Virtual Reality technology has certainly come a long way since its early inception. Games can finally feel like proper gaming experiences and less like guided setpieces. Gaijin Entertainment has been showing off their VR build of War Thunder for quite some time now and I had the pleasure of finally strapping the headset on and hopping into one of the planes modeled for full-VR support. The big news at E3 2016 was that War Thunder VR is now compatible with the HTC Vive (the Oculus Rift was already supported) and Gaijin is also planning to support PlayStation VR.
Even with a headset on, my hands naturally moved to the HOTAS (Hands-On Throttle and Stick) configuration that Gaijin brought to demo the title in VR: a new HOTAS WARTHOG from Thrustmaster. Mind you, much of my flying experience starts and ends with the Ace Combat series and the flight controllers that Namco brought out during the PS2/360 era. Even with the vision obscured with a headset on, maneuvering the throttle and stick took no time at all to accustomed to. Being able to see the ground below whiz by while engaging in aerial dogfights was quite enjoyable and I was convinced that a VR headset would easily be the best way to experience War Thunder again in the future.
The technology, however, isn’t perfect quite yet. While the motion and animation both were on point, the visuals still leave something to be desired. VR headsets still have a long ways to go in terms of visual fidelity. A lower resolution for each eye meant that so much of the on-screen display was covered in jagged edges and some of the low resolution textures on the console can take away from the immersion. All of the important information and statistics on my flight were visible with a simple turn of the head and peering over at the right wing, which was preferable to having the front console being cluttered with gauges and information to read, but the text was difficult to read given the headset’s resolution.
My brief time with War Thunder VR ended with taking my plane high up into the heavens and diving down towards the open sea in a spectacular divebomb. As fun as seeing the world zoom into view was, the experience left me with a slight bit of motion sickness that lasted through much of the afternoon. If nothing else, that stands as a testament of how realistic the simulation was to fake my brain into believing I was operating a true warplane.
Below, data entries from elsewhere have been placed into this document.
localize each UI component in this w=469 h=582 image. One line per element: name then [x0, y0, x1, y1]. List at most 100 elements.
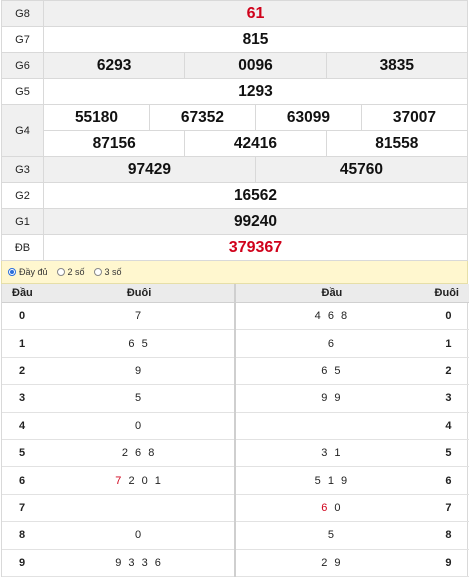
prize-number: 99240	[43, 208, 468, 235]
loto-table: Đầu Đuôi Đầu Đuôi 0 7 4 6 8 0 1 6 5 6 1	[2, 284, 469, 577]
dau2-cell: 3 1	[234, 439, 428, 468]
prize-number: 815	[43, 26, 468, 53]
duoi-cell: 0	[44, 521, 236, 550]
prize-number: 6293	[42, 52, 186, 79]
dau2-cell: 2 9	[234, 549, 428, 577]
prize-row-g3: G3 97429 45760	[1, 156, 469, 183]
dau2-cell	[234, 412, 428, 440]
special-prize-number: 379367	[43, 234, 468, 261]
prize-label: G5	[1, 78, 44, 105]
prize-label: G2	[1, 182, 44, 209]
prize-row-g5: G5 1293	[1, 78, 468, 105]
prize-number: 67352	[148, 104, 256, 131]
dau-cell: 2	[2, 357, 45, 386]
dau-cell: 8	[2, 521, 45, 550]
dau-cell: 4	[2, 412, 45, 440]
prize-row-db: ĐB 379367	[1, 234, 468, 261]
prize-row-g4: G4 55180 67352 63099 37007	[1, 104, 469, 157]
prize-label: G4	[1, 104, 44, 157]
radio-selected-icon[interactable]	[8, 268, 16, 276]
prize-row-g6: G6 6293 0096 3835	[1, 52, 469, 79]
prize-number: 63099	[254, 104, 362, 131]
highlight-digit: 7	[115, 474, 124, 487]
loto-header-row: Đầu Đuôi Đầu Đuôi	[2, 284, 469, 303]
option-label: 3 số	[104, 267, 122, 277]
prize-number: 81558	[325, 130, 469, 157]
prize-number: 42416	[184, 130, 327, 157]
prize-number: 1293	[43, 78, 468, 105]
highlight-digit: 6	[321, 501, 330, 514]
table-row: 6 7 2 0 1 5 1 9 6	[2, 466, 469, 495]
prize-row-g8: G8 61	[1, 0, 468, 27]
prize-number: 55180	[43, 104, 150, 131]
prize-row-g4b: 87156 42416 81558	[2, 130, 469, 157]
dau-cell: 7	[2, 494, 45, 523]
table-row: 4 0 4	[2, 412, 469, 440]
option-full[interactable]: Đầy đủ	[8, 267, 48, 277]
prize-number: 0096	[184, 52, 327, 79]
dau2-cell: 5 1 9	[234, 466, 428, 495]
duoi2-cell: 5	[427, 439, 469, 468]
table-row: 8 0 5 8	[2, 521, 469, 550]
duoi-cell	[44, 494, 236, 523]
prize-label: G7	[1, 26, 44, 53]
duoi-cell: 5	[44, 384, 236, 413]
prize-label: G6	[1, 52, 44, 79]
duoi-cell: 2 6 8	[44, 439, 236, 468]
prize-label: G1	[1, 208, 44, 235]
option-3-digits[interactable]: 3 số	[93, 267, 122, 277]
duoi2-cell: 7	[427, 494, 469, 523]
duoi2-cell: 0	[427, 302, 469, 331]
duoi-digits: 2 0 1	[128, 474, 163, 487]
duoi-cell: 6 5	[44, 329, 236, 358]
loto-table-frame: Đầu Đuôi Đầu Đuôi 0 7 4 6 8 0 1 6 5 6 1	[1, 284, 469, 577]
table-row: 1 6 5 6 1	[2, 329, 469, 358]
prize-number: 45760	[254, 156, 469, 183]
prize-number: 97429	[43, 156, 256, 183]
dau2-cell: 4 6 8	[234, 302, 428, 331]
dau-cell: 3	[2, 384, 45, 413]
duoi-cell: 0	[44, 412, 236, 440]
table-row: 3 5 9 9 3	[2, 384, 469, 413]
prize-label: G3	[1, 156, 44, 183]
header-dau: Đầu	[2, 284, 45, 303]
duoi-cell: 7	[44, 302, 236, 331]
dau-cell: 9	[2, 549, 45, 577]
duoi-cell: 9	[44, 357, 236, 386]
duoi2-cell: 1	[427, 329, 469, 358]
table-row: 5 2 6 8 3 1 5	[2, 439, 469, 468]
prize-number: 3835	[325, 52, 469, 79]
option-2-digits[interactable]: 2 số	[56, 267, 85, 277]
header-duoi: Đuôi	[44, 284, 236, 303]
table-row: 2 9 6 5 2	[2, 357, 469, 386]
table-row: 0 7 4 6 8 0	[2, 302, 469, 331]
radio-icon[interactable]	[93, 268, 102, 276]
option-label: 2 số	[67, 267, 85, 277]
dau2-digits: 0	[334, 501, 343, 514]
prize-row-g7: G7 815	[1, 26, 468, 53]
option-label: Đầy đủ	[19, 267, 48, 277]
display-options: Đầy đủ 2 số 3 số	[1, 261, 468, 284]
duoi2-cell: 2	[427, 357, 469, 386]
dau2-cell: 6 0	[234, 494, 428, 523]
prize-table: G8 61 G7 815 G6 6293 0096 3835 G5 1293 G…	[1, 0, 469, 261]
dau2-cell: 6 5	[234, 357, 428, 386]
dau2-cell: 6	[234, 329, 428, 358]
duoi2-cell: 4	[427, 412, 469, 440]
duoi-cell: 9 3 3 6	[44, 549, 236, 577]
header-dau-2: Đầu	[234, 284, 428, 303]
dau-cell: 1	[2, 329, 45, 358]
dau2-cell: 9 9	[234, 384, 428, 413]
duoi2-cell: 6	[427, 466, 469, 495]
table-row: 9 9 3 3 6 2 9 9	[2, 549, 469, 577]
table-row: 7 6 0 7	[2, 494, 469, 523]
prize-number: 61	[43, 0, 468, 27]
dau-cell: 5	[2, 439, 45, 468]
prize-number: 37007	[360, 104, 469, 131]
duoi2-cell: 9	[427, 549, 469, 577]
dau-cell: 6	[2, 466, 45, 495]
duoi2-cell: 3	[427, 384, 469, 413]
duoi2-cell: 8	[427, 521, 469, 550]
radio-icon[interactable]	[56, 268, 65, 276]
After finally being able to play Gaijin Entertainment’s flight simulator for the first time (which happened to be my first time getting hands on with the Oculus Rift), I was immediately convinced that if players of War Thunder happen to own a VR headset in their home, this would be the finest way to play. With a proper HOTAS support, there could be no better way to experience dogfights from the comfort of your own home.